Featuring 38 artists and collectives across two provinces and five treaty territories, borderLINE calls attention to how borders are defined, who can enforce them, and what is confined by their limits.
borderLINE: 2020 Biennial of Contemporary Art is organized by the Art Gallery of Alberta and Remai Modern, and curated by Sandra Fraser, Felicia Gay, Franchesca Hebert-Spence and Lindsey Sharman. Presented by ATB Financial at the Art Gallery of Alberta.
aiya哎呀 - Grace Law, Lan Chan-Marples, Wai-Ling Lennon & Shawn Tse of aiya哎呀. Photo: 謝兆龍.
What are the borders you are confronting with your work?

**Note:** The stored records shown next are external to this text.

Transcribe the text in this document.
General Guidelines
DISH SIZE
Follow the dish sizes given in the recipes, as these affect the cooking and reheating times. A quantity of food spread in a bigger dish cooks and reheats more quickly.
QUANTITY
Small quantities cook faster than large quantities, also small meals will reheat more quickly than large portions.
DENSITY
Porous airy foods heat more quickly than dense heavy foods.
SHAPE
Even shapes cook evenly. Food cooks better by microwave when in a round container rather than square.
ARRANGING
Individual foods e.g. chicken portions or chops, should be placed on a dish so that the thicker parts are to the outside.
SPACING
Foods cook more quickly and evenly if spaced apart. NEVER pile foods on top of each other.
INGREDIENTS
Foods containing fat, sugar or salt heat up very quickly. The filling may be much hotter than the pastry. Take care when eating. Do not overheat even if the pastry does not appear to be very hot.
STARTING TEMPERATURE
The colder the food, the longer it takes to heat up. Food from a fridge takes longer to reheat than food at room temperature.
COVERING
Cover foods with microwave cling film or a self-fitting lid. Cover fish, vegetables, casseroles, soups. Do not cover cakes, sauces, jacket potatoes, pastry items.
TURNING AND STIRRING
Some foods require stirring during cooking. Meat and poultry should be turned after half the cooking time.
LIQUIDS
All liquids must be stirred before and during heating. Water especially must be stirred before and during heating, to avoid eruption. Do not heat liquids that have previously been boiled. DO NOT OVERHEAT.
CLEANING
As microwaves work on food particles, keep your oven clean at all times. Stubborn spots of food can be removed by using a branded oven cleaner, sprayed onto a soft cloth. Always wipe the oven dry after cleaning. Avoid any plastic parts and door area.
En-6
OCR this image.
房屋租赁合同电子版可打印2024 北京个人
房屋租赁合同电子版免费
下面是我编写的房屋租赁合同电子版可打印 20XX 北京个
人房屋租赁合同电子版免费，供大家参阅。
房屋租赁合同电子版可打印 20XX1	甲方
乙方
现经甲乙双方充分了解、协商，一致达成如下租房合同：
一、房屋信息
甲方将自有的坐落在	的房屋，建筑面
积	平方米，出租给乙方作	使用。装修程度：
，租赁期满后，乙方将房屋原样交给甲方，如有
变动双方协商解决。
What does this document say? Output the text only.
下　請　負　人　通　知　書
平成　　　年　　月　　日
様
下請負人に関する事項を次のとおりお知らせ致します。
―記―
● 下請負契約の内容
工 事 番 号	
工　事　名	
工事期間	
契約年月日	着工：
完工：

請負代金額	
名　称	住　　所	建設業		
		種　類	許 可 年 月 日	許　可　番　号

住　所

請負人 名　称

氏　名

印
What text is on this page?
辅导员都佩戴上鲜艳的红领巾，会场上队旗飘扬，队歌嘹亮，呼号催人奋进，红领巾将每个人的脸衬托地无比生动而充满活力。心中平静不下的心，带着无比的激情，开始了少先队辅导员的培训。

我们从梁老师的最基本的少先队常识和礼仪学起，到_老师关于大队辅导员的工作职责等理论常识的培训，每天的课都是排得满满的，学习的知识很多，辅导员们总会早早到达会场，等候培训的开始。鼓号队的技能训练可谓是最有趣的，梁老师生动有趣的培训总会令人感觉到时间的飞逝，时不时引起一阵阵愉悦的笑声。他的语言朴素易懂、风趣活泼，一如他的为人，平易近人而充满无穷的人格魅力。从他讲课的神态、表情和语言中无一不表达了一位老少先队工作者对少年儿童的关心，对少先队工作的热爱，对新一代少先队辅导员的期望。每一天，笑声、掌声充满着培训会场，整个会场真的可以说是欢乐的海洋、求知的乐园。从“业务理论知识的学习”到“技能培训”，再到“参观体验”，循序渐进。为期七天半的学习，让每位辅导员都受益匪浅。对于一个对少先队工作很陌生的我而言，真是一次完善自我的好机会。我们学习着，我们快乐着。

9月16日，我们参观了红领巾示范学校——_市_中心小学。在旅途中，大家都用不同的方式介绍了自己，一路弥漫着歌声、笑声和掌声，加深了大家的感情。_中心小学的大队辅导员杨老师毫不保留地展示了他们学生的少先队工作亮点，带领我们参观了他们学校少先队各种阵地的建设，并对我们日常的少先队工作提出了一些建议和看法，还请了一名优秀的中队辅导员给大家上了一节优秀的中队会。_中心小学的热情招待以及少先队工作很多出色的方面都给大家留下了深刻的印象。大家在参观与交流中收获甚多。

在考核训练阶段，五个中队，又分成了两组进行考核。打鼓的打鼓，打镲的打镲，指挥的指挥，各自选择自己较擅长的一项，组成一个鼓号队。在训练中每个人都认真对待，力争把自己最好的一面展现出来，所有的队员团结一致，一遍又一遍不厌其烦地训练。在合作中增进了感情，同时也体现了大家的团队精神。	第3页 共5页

Beginning with the 2017 removal of the Harbin Gate, we have been compelled to respond to the shifting borders of our Chinatown. The dismantle of the gate is symbolic of the ongoing displacement of Edmonton’s Chinatown and is an outcome of our city’s deeply rooted capitalist and colonial values. Our work is about the geographic and emotional borders of our city: the hard and soft borders; the officially marked borders and the unspoken invisible social-economic borders. Our city’s landscape is imprinted by our inherited systemic values that we perpetuate. Our work remembers what is lost due to the reality of the system we live in. With this loss we imagine what a city and what Chinatown will look like with values of equity, diversity, inclusion, kindness, and trust.
Image: Harbin Gate Remembrance (2018) by aiya哎呀 Photo Credit: 謝兆龍⠀
From where do you make your work? How does that inform your work/process?
Our work is rooted in our community - Chinatown, the politics of public space, and is grounded in research and the emotional social ties to the communal spaces we are graciously invited into. We come alongside and are held accountable by our community. There is a diversity of voices and perspectives in Chinatown and as artists we amplify our community’s voice and we also offer another perspective, which adds complexity, richness, and another kind of depth. Sometimes there is tension with conflicting priorities, so we come back to our values to inform the direction and process of our work.
If visitors want to know more about your work or the issues you are raising where should they go to learn more?
Has the pandemic affected your studio practice? Has it changed how you are thinking about your work, considering that the theme of the exhibition is borders?
What has changed in the way we work is the way we define public space, which now includes digital platforms. The pandemic has impacted our community more than it has affected the way we work. Chinatown was already struggling, but now there is a high threat of disaster gentrification. We’re wrestling with how to respond to this situation. There are interesting ways we can impact public space from the safety of our private homes.
Image courtesy of the Collective
What are you hoping that visitors to the biennial will take away from your work?
The future of Chinatown is not just a Chinese person issue. The landscape of our city is a reflection of the systems we inherit and perpetuate. Chinatown is part of Edmonton’s story, so collectively what we choose to honour, keep, and care for is reflective of what is important to everyone who lives in this city.
What do you think visitors should know about you and your work before they come visit the exhibition?
Be curious and open to what art means and what the role of the artist calls for.